One’s needs are fearlessly to subsist, to experience and to be treated justly.

What duties has one? His answer:

One’s duties are to help others fearless to subists, to experience and to be justly treated.   

As a coda, I will briefly mention Alfred’s work on archives.

Also in the late 1970s, while he was writing the Q-Series books, Alfred had addressed the problem of archives, especially after the death of two close collaborators and friends with whom he had written The Velikovsky Affair,  Livio Stecchini and Ralph Juergens. He told me then that there should be a program to put the archives of scholars on microfilms, wholesale, and to preserve them in this form. (He also told me when we met that he was dreaming of having a suitcase containing a whole library in the form of microfilms, which he could take with him anywhere in the world…)
 

Again, he was way ahead of his time with this idea, and by the 1990s, technology had caught up with, and outdistanced, his dreams: namely, it made possible the digitalization of archives, and eventually making them available to the public on the Internet. In 1995, we went together to present this idea to the persons managing the archives at New York University and these persons looked at us as if we had landed from Mars. I was expecting them to call for a security guard. They did not seem to have the beginning of a clue about digitalizing archives... 

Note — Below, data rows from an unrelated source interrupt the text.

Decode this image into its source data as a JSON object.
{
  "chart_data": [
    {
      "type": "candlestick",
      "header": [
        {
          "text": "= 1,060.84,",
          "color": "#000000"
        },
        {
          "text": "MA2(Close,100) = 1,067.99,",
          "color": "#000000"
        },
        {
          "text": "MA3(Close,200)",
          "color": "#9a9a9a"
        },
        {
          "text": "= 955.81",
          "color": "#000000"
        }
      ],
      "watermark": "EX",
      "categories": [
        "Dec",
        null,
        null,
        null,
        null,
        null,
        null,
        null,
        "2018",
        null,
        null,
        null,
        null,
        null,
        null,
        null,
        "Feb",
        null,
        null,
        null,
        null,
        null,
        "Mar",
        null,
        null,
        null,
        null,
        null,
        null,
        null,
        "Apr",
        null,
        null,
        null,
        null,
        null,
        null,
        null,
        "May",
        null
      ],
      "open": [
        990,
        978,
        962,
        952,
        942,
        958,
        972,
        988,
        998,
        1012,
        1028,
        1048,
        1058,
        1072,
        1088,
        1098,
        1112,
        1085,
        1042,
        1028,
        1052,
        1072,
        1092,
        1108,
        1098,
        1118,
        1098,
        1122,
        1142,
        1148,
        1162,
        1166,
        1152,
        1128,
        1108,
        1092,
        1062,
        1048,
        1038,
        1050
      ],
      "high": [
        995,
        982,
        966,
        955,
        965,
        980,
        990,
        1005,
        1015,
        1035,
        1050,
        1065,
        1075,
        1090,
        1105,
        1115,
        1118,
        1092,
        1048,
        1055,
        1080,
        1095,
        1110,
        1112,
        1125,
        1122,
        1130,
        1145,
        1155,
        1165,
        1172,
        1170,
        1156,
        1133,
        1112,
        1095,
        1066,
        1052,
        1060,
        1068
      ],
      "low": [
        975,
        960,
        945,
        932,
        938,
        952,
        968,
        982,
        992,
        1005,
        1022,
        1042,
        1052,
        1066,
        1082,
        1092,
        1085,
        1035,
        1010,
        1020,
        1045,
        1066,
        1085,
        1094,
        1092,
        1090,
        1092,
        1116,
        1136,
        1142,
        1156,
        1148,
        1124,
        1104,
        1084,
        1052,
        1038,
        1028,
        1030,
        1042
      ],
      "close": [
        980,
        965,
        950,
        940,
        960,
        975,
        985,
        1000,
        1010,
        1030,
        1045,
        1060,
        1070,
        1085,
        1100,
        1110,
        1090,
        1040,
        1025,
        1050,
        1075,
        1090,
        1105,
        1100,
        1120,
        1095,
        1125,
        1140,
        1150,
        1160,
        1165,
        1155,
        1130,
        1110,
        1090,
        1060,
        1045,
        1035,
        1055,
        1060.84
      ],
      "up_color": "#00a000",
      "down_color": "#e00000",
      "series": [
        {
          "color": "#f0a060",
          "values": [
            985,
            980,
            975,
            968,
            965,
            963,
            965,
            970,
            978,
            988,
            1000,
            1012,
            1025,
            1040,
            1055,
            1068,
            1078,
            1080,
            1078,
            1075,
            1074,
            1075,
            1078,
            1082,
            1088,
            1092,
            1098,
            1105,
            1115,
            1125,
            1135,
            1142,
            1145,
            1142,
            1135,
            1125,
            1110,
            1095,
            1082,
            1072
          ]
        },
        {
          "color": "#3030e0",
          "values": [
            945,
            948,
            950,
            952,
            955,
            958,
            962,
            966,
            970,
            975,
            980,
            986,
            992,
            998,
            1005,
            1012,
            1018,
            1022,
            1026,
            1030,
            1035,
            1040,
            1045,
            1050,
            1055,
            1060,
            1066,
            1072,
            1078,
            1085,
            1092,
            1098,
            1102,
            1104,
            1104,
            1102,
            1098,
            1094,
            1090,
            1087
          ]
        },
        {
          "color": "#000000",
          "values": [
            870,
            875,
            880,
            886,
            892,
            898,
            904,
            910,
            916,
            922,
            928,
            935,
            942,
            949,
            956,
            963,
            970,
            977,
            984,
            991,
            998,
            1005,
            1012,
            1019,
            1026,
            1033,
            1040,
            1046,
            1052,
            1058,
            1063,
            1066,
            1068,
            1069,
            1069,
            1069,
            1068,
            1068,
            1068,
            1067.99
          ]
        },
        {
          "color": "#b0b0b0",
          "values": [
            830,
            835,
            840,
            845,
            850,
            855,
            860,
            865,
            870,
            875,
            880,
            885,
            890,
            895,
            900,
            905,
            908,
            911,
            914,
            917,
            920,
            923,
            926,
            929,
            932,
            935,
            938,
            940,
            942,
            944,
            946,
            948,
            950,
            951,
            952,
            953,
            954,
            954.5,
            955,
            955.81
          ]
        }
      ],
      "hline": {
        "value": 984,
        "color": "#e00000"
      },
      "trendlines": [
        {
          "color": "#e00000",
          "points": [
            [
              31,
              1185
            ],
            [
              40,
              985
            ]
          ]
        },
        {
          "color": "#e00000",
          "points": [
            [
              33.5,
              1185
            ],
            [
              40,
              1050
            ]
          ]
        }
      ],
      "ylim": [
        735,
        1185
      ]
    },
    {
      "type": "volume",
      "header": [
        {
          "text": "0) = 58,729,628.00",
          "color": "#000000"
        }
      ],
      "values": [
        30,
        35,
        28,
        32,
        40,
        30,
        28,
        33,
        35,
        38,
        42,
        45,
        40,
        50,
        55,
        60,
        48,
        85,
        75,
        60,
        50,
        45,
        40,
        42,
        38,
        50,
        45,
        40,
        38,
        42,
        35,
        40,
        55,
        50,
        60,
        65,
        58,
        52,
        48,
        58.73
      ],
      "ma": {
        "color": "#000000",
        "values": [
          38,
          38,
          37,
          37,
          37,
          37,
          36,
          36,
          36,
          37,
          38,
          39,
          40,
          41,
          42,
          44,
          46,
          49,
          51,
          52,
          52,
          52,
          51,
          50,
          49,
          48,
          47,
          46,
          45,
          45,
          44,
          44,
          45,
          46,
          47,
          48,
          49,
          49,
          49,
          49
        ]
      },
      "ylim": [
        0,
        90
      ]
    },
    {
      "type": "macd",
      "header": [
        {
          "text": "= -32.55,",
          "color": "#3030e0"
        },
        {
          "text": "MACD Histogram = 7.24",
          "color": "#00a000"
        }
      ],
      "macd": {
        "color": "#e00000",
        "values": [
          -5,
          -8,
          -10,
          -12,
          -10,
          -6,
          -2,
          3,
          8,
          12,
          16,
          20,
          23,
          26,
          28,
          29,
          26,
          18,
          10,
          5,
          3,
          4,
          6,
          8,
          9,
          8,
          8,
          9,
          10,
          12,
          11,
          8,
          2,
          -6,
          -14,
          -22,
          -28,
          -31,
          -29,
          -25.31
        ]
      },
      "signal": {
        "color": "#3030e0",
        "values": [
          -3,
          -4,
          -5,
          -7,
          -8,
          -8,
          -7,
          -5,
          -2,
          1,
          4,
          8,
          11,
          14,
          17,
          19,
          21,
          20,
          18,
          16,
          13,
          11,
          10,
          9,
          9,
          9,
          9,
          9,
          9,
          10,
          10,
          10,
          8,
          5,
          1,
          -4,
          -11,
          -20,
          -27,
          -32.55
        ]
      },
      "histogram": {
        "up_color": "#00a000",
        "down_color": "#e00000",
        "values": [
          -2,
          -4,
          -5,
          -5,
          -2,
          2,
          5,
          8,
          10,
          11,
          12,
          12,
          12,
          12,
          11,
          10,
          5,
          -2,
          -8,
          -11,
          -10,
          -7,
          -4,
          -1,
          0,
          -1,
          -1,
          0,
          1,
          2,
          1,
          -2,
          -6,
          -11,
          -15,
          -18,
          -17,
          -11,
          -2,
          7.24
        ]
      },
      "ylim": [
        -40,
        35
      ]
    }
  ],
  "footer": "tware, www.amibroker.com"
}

In 1997, on Valentine’s Day, Alfred launched the “grazian archives,” with the help of Syamala Jonnalaggada in Princeton, with the publication of his wonderful war correspondance with his wife Jill, who had died the year before. And he started putting his archive on the internet in the framework of the grazian-archives. Most of his books and his writings are now available there: http://www.grazian-archive.com It is one of the pioneering and most comprehensive personal archives sites on the Internet.

And this is by far not all that Alfred has ever done. 

He has written two books of poetry, four autobiographical books, a dozen short plays, made two movies in Italian… He wrote a three volume History of the United States, American History Retold, which I have knowingly not covered here… and there are many things also, endeavors and achievements of his, which I am sure I have forgotten in this paper...

I thank you for your patience, and your attention.